As 5G stands today, it’s still likely that while traveling internationally, your phone jumps to a 4G network. Or in some areas of the world, even a 3G network, depending on where you are. When that happens, you would be disconnected from the enhanced mobile experience that 5G brings.
The goal of worldwide 5G rollout is that a roaming policy be applied in any country and across 5G, 4G, and 3G networks. Mobile operators want to ensure roaming policies like this.
Now, let’s talk about the benefits of 5G SIM and how it resolves the security issues, legal concerns, and roaming issues described above.
The Benefits of 5G SIM
5G SIM can address the challenges mentioned in the previous section. Let’s take a look at the solutions 5G SIM technology provides by breaking them down into four parts. Subscriber identity privacy, cyber resilience, private networks confidentiality and tailored enterprise, and smooth 5G roaming.
Subscriber Identity Privacy
IMSI encryption is made possible by 5G SIM technology. It’s capable of this highly secure anonymization in large part because the tech is onboarded; it’s built into the 5G SIM. Not every 5G SIM made by every manufacturer includes this onboarded technology, but many - if not most - do.
Because of a feature called key rotation management, 5G SIM gives mobile operators the ability to swap the authentication algorithm inside the SIM. It’s an incredibly secure action and can be done on demand, essentially whenever they want, and they can do it remotely if they wish.

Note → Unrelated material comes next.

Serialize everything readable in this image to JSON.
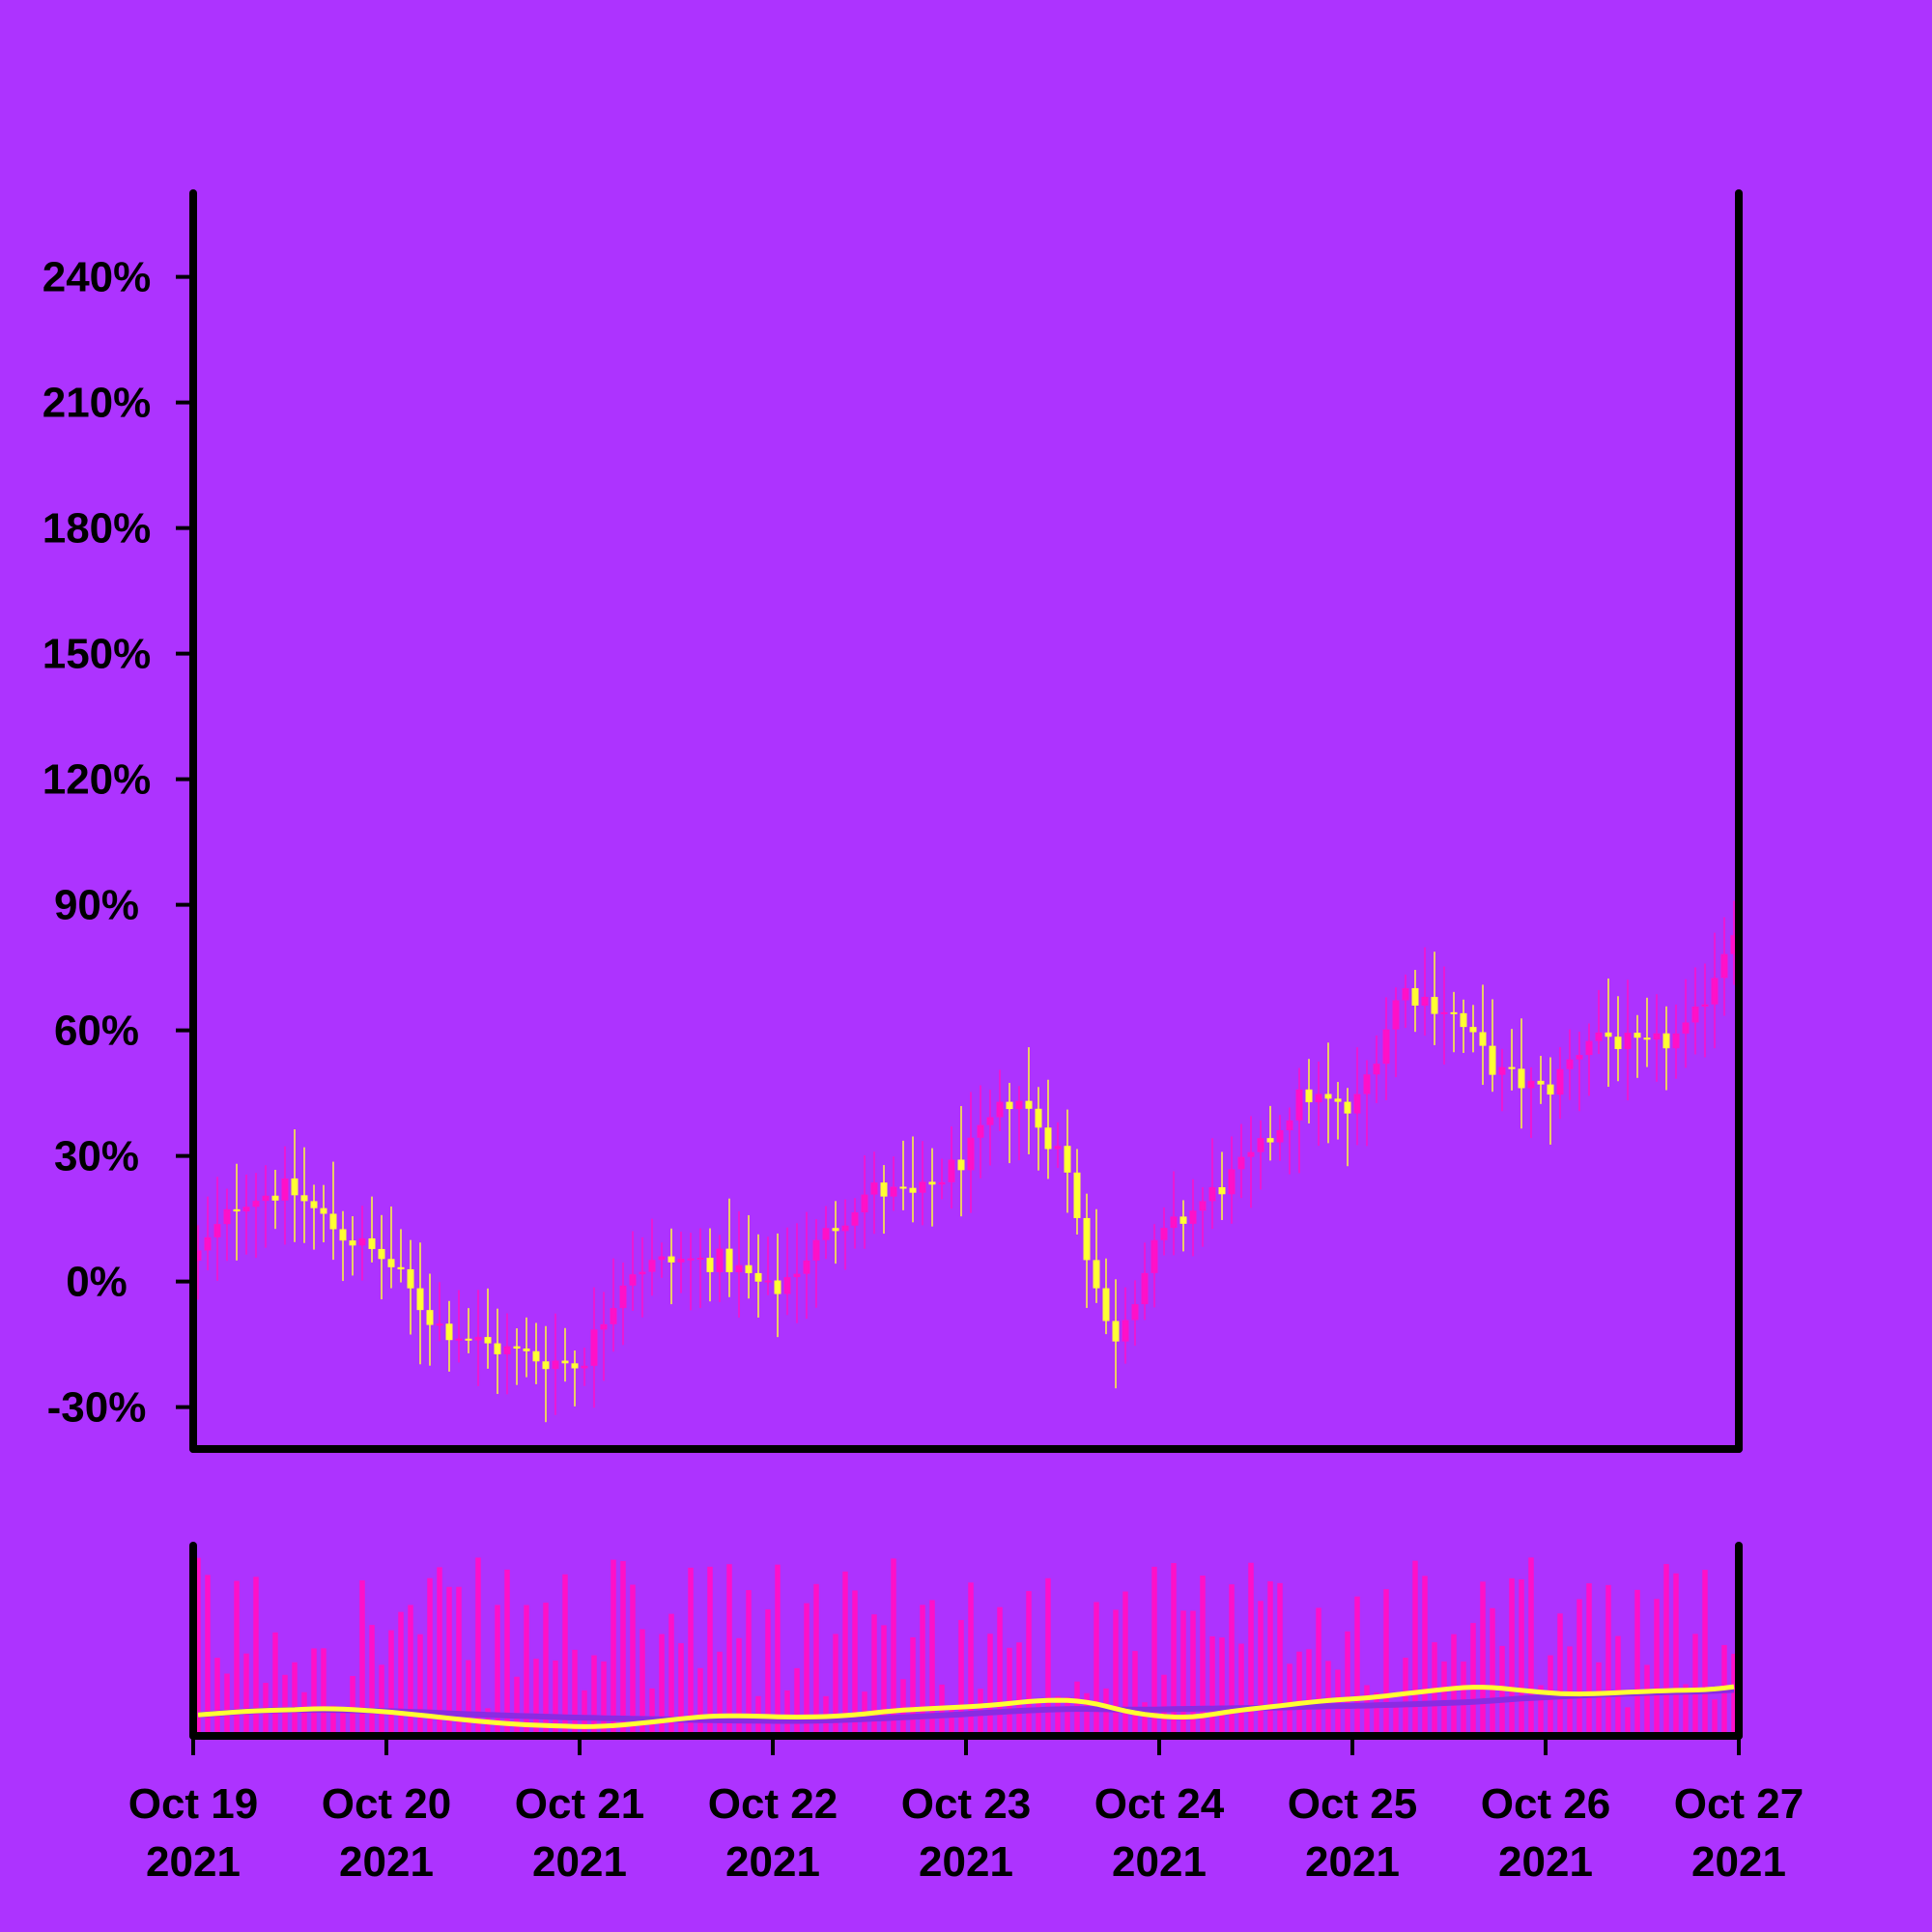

Private Networks Confidentiality & Tailored Enterprise
For each network slice, mobile operators can utilize 5G SIM’s network authentication mechanisms to provide authorization, authentication, and customized security. This means more confidentiality and higher integrity for private networks and enterprise 5G services.
Smooth 5G Roaming
With 5G SIM technology, mobile operators have the ability to steer 5G roaming capabilities over-the-air. This ensures an optimal, smooth 5G roaming experience for end users, not to mention the roaming revenues are maximized as a result.
What Is a 5G SIM and Why Are They Important? - Conclusion
Remember that by 2024, 5G is expected to reach close to 2 billion subscriptions, despite its commercial launch taking place only 3 years ago, in 2019. Compared to past mobile technology generations (2G, 3G, 4G), 5G is coming to fruition the fastest, by far.
5G SIM is an integral component of 5G technology and plays a large role in how quickly and efficiently mobile operators have been able to roll out 5G networks. As more 5G infrastructures are created, the influence of 5G SIM will continue to increase.